2. The pose estimation method of claim 1, wherein, extracting each feature line segment from the original point cloud data set comprises: filtering point cloud data of a preset region from the original point cloud data set to obtain a regional point cloud data set; performing Euclidean clustering on the regional point cloud data set to obtain each clustered line segment; adjusting point cloud data of each clustered line segment to obtain each feature line segment.

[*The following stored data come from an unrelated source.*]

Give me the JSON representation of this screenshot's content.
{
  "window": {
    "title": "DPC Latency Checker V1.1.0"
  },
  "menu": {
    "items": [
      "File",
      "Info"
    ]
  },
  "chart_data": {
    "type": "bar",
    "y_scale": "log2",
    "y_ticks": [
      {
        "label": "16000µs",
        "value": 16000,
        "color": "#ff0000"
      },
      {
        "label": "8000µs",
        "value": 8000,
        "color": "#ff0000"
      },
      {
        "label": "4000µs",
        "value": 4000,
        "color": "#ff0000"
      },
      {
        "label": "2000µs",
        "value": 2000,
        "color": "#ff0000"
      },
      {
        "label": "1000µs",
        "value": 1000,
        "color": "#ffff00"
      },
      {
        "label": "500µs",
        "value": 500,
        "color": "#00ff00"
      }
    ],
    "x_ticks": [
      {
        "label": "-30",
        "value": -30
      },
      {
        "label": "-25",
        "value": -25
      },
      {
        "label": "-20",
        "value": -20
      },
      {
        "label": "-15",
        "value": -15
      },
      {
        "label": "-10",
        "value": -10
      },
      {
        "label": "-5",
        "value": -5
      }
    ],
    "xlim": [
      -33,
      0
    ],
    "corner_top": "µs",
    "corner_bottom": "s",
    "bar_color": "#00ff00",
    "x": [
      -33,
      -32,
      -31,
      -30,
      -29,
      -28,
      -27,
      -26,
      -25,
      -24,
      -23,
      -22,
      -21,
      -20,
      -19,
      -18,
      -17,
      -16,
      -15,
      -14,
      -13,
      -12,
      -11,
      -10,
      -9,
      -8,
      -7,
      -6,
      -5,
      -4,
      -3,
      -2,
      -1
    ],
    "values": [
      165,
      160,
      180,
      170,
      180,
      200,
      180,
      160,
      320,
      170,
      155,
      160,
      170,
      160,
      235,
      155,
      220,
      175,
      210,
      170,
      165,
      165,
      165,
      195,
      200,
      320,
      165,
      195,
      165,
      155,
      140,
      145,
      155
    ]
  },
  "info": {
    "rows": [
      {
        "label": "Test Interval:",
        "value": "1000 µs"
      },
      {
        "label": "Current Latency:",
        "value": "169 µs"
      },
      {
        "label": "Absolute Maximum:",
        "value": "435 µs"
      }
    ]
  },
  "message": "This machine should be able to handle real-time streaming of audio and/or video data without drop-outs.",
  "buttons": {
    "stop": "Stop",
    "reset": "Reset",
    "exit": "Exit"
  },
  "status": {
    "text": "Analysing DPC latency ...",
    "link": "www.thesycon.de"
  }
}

3. The pose estimation method of claim 2, wherein, filtering point cloud data of a preset region from the original point cloud data set comprises: acquiring a target radius of a circular region with the moving object as the center; estimating a first lateral distance and a first longitudinal distance of the moving object in a channel of the structured scene according to the distance of the odometer; performing point cloud data filtering on the original point cloud data set according to the target radius, the first lateral distance and the first longitudinal distance.
4. The pose estimation method of claim 2, wherein, adjusting point cloud data of each clustered line segment comprises: performing point cloud data filtering on each clustered line segment through bounding box calculation to obtain each filtered line segment; performing straight line model estimation on each filtered line segment using a random sample consensus algorithm.
5. The pose estimation method of claim 4, wherein, performing point cloud data filtering on each clustered line segment through bounding box calculation comprises: performing bounding box calculation on each clustered line segment using a directional bounding box to obtain each bounding box; acquiring a preset bounding box short side threshold and a preset bounding box long side threshold; filtering point cloud data in each bounding box according to the preset bounding box short side threshold and the preset bounding box long side threshold.
6. The pose estimation method of any one of claims 1 to 5, characterized in that, calculating the heading angle of the moving object according to each feature line segment and the positive direction of the terminal corresponding to the original point cloud data set comprises: calculating the included angle between each feature line segment and the positive direction of the terminal to obtain a heading angle set; acquiring a preset angle difference threshold; clustering each included angle in the heading angle set using a Euclidean clustering algorithm according to the angle difference threshold to obtain each angle class; performing mean value calculation on each included angle contained in each angle class to obtain each angle mean value; acquiring an odometer angle corresponding to the moving object; filtering the angle mean value with the smallest difference from the odometer angle from each angle mean value; determining the filtered angle mean value as the heading angle.
7. The pose estimation method of claim 6, wherein, After obtaining the heading angle set, before clustering each included angle in the heading angle set using a Euclidean clustering algorithm according to the angle difference threshold, the method further comprises: increasing each included angle in the heading angle set by 90 degrees to obtain each first expanded angle; subtracting each included angle in the heading angle set by 90 degrees to obtain each second expanded angle; increasing each included angle in the heading angle set by 180 degrees to obtain each third expanded angle; adding each first expansion angle, each second expansion angle and each third expansion angle to the set of heading angles; correspondingly, performing mean value calculation on each included angle in each angle class, including: performing size sorting on the number of included angles in each angle class to obtain an angle class sequence; selecting a preset number of angle classes from one end of the angle class sequence with a large number; performing mean value calculation on each included angle in each selected angle class; correspondingly, determining the heading angle as the mean value of the selected angle, including: obtaining a relative angle between the positive direction of the mobile object and the positive direction of the collection terminal; determining the heading angle according to the mean value of the selected angle and the relative angle.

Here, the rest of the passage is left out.